According to the Federation of Nuclear Scientists, Russia possesses some 5,580 nuclear warheads, most of which are aimed at us.
I believe we have forgotten the terror that these end-of-the-world weapons should inspire. No nuclear war has ever happened, so no need to worry. Except that we’ve come very, very close, and more than once.
Imagine: it’s a sunny day. You look up and see a streak of light heading down. Then: a blinding flash.
If you’re close to the blast, you are instantly vaporized, with no warning. One moment you’re there, the next moment every single bit of you is gone, vanished from the face of the earth; no physical trace of you exists, will ever exist again.
If you’re a little further away a horrifying phenomenon occurs: the heat of the blast carbonizes your body. When Japanese and American investigators came to Hiroshima shortly after the war’s end, they found thousands of blackened human forms. You’re turned, in effect, to charcoal.
Fire storms ignite everywhere. Touch your face and your skin peels off. The burns are unimaginable. After the Hiroshima blast, thousands jumped into the river in the center of the city to get relief from the pain. Thousands of others lost their sight and wander, aimlessly, in agony through the streets.
They have become ghosts.
Tens of thousands more will contract radiation sickness and cancer of all forms over the coming months and years.
At least three times in the nuclear age we have come close to Armageddon. Once, in 1962 during the Cuban Missile Crisis, a brave Soviet officer named Vasilii Arkhipov disobeyed orders and prevented the firing of nuclear torpedoes near Florida. In 1983, Stanislav Petrov, a colonel in the Soviet Air Defense Forces, overrode a computer warning of an American attack (the malfunction was later traced to sunlight reflecting off clouds). Arkhipov and Petrov quite literally saved the world.

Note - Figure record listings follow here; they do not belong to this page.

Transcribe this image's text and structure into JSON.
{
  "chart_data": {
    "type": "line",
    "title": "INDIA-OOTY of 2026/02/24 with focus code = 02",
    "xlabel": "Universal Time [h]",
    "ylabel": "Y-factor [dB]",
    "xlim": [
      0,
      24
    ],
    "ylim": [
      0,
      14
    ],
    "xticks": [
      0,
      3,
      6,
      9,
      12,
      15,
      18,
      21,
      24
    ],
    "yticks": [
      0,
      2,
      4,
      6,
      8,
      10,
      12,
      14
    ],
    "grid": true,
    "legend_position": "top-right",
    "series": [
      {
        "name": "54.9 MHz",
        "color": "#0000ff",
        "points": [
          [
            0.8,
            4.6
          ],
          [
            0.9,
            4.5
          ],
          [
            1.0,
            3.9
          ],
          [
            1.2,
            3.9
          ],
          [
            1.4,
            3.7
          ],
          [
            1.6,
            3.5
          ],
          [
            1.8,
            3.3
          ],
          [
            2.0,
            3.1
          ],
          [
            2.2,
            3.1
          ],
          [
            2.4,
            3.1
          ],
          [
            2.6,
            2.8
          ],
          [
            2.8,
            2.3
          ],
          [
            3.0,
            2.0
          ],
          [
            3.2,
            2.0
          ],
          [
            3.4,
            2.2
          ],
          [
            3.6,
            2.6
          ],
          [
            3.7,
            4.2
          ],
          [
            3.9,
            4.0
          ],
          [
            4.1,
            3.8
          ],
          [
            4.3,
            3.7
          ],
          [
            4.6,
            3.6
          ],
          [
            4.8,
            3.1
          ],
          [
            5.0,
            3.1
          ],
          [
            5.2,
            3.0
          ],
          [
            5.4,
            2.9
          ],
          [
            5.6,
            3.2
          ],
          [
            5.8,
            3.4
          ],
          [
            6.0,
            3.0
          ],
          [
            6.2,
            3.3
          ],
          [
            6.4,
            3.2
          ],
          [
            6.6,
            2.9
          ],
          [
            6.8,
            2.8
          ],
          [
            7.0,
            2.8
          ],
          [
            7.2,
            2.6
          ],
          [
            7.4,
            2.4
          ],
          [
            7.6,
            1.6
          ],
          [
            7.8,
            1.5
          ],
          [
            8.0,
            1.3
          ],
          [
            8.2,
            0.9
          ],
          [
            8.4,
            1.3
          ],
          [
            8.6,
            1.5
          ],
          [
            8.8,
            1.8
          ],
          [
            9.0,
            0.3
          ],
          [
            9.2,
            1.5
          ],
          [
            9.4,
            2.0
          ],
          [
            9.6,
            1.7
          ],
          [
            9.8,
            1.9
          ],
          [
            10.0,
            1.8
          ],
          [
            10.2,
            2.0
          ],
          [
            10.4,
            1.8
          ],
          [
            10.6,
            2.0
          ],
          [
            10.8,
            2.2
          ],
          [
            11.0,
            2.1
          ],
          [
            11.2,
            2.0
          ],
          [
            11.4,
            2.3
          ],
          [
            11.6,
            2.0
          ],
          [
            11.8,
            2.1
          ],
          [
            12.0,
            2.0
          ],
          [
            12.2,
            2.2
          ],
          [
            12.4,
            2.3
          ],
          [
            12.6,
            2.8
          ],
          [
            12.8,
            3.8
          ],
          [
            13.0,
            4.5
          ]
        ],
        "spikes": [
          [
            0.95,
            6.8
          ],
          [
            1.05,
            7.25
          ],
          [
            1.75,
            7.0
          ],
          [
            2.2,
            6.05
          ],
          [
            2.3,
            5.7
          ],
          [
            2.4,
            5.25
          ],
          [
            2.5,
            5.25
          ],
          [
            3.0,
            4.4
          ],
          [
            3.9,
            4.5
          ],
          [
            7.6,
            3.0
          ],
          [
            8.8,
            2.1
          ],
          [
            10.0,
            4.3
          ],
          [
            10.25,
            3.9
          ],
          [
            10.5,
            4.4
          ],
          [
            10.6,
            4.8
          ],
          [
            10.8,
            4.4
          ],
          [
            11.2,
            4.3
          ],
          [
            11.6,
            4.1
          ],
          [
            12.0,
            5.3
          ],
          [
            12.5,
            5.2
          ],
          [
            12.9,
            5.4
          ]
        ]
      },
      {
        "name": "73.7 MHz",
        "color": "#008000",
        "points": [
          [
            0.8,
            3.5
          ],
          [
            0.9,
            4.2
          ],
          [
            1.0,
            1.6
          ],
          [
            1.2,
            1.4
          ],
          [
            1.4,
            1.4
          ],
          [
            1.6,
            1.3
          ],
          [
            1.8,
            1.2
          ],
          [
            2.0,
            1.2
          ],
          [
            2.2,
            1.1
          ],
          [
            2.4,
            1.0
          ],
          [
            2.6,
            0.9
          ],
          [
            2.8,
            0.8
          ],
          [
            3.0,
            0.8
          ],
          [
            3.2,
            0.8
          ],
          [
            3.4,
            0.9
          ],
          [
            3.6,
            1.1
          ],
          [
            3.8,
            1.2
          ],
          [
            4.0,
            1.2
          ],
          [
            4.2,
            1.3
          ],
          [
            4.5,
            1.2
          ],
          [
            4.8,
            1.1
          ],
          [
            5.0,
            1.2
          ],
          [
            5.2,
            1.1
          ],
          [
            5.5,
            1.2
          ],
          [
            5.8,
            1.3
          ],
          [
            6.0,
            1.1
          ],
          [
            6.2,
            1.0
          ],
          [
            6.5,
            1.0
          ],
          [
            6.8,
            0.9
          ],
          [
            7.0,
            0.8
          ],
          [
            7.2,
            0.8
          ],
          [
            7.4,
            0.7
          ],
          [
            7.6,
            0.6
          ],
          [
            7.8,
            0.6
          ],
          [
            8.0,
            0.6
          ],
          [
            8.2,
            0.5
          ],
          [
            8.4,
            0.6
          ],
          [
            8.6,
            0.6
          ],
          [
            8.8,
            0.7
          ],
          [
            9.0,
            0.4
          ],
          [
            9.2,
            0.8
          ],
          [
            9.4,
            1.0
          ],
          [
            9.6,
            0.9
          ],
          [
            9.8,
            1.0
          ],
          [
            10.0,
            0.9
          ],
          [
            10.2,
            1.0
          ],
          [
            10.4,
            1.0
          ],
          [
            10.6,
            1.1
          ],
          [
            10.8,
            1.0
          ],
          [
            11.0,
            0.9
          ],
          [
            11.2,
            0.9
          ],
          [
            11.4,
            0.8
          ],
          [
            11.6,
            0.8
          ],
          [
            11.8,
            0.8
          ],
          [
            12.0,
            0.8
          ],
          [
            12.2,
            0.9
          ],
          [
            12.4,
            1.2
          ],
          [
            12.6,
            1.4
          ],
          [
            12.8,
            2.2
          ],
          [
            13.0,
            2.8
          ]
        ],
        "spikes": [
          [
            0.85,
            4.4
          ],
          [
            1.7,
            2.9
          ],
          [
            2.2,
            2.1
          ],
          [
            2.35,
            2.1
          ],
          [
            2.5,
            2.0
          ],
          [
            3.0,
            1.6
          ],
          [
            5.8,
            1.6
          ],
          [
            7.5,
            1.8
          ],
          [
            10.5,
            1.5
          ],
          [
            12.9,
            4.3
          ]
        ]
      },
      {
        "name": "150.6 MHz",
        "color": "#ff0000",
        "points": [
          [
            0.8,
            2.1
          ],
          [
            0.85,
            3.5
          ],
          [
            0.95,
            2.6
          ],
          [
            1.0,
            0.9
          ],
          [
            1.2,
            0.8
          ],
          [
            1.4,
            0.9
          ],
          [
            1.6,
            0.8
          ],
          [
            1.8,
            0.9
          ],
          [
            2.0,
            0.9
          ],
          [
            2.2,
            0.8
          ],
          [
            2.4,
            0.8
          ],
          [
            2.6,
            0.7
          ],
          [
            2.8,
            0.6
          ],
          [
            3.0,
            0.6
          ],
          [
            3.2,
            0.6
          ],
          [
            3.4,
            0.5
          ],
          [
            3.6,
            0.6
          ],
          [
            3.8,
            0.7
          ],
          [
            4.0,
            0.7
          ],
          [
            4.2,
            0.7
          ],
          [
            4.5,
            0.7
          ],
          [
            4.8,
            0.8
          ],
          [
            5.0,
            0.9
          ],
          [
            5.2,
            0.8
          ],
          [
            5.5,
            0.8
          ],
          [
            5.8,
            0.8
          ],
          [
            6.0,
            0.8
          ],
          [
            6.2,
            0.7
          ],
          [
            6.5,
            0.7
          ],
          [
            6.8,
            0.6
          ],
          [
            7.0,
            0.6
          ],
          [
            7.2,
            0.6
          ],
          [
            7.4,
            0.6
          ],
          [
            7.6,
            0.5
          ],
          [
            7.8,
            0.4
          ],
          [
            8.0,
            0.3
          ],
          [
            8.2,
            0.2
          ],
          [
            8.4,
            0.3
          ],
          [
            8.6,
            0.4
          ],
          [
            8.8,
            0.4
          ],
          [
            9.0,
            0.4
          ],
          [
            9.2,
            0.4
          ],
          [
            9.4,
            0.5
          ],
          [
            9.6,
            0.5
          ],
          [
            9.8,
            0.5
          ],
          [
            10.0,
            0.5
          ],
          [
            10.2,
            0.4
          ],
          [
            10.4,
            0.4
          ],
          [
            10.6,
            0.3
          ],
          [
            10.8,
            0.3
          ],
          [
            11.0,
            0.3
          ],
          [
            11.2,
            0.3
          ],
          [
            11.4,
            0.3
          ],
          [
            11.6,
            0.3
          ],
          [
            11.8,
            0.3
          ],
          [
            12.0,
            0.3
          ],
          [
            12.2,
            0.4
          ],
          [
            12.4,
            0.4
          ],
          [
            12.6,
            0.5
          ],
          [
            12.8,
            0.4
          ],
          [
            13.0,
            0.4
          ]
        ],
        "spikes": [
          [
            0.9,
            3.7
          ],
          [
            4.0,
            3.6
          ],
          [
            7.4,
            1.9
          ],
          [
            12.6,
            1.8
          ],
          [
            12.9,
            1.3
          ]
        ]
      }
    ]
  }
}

Later that same year, after hardline comments by President Ronald Reagan, NATO forces conducted military exercises, codenamed Able Archer, which were so realistic that the Soviets believed a pre-emptive attack was imminent. Only at the last minute when it became apparent that the Soviets were mobilizing (including loading their bombers with nuclear weapons) the exercise was called off.
That’s how close we’ve come. And who knows if there have been other such incidents?
The comparatively tiny Hiroshima blast killed 70,000 people.
Imagine if it were New York.
(some of this paraphrased from Stuxnet: A Worm’s Tale, a Microsoft Think Week paper, by Barry Briggs.)